Our analysis database allows for faster analyses by creating a set of tables that structure the data in a format optimized for computation. By using this structure, researchers can get results instantly or with-in minutes, instead of having to wait hours or days for a result.

In addition to long run times, a steep learning curve, caused by the sheer number of fields contained in each record, creates another barrier to working with both the old and new delivery formats. This is further complicated by the fact that the indicators of interest are sometimes represented by a combination of fields or values. The combinations of these indicators are defined throughout multiple documentation sources. For example, a “Part 1 Violent Crime” consists of offenses named: ‘Murder and Nonnegligent Manslaughter, ‘Rape’, ‘Robbery', or 'Aggravated Assault’. Other offenses should not be included when counting “Part 1 Violent Crime”. Calculating the “Part 1 Violent Crime” indicator involves not only learning the definition, but also parsing all the offenses to count only the ones that meet the definition.

To reduce learning curve and encourage the use of standard definitions we created an indicator recoding layer in our analysis database where key concepts are defined and made available for analysts to query. NIBRS Explorer, allows users to browse the table structure, build fast analyses and review the definitions of key indicators.

This live demonstration will run analyses that illustrate the speed improvements gained and exhibit the interactive tool to used explore the data, learn definitions, and generate analysis queries.

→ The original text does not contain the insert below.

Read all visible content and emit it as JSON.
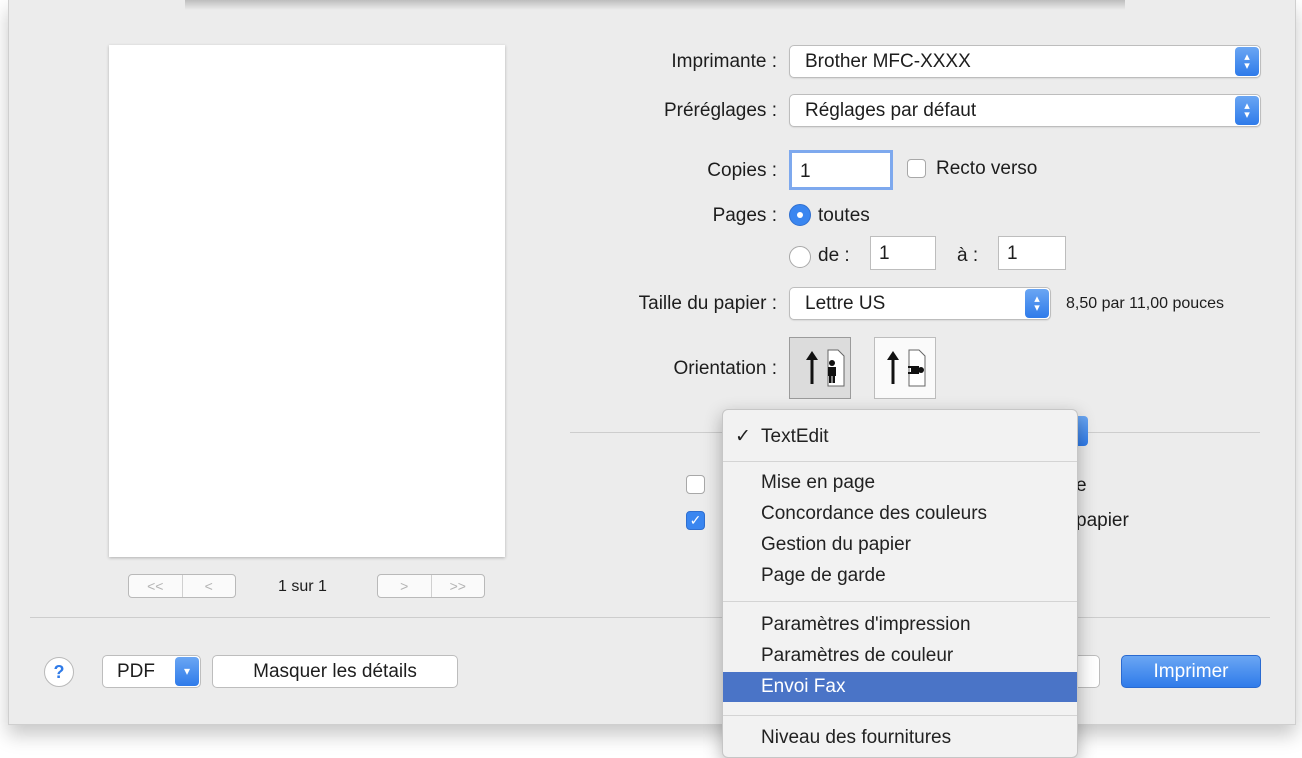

A SAS Macro for Calibration of Survey Weights

Dr Tony An (SAS Institute Inc.) - Presenting Author

In survey sampling, calibration is commonly used for adjusting weights to ensure that estimates for covariates in the sample match known auxiliary information, such as marginal totals from census data. Calibration can also be used to adjust for unit nonresponse. This presentation discusses a macro for calibration that was developed using SAS/STAT 15.1 and SAS/IML software. The macro enables you to input the design information, the controls for the auxiliary variables, and your preferred calibration method, including either linear or exponential method. Because unbounded calibration method can result in extreme calibration weights, this macro also supports bounded versions of both linear and exponential calibration methods. The macro creates calibration replication weights according to the sample design and the specified calibration method. Examples are given to illustrate how to use the macros.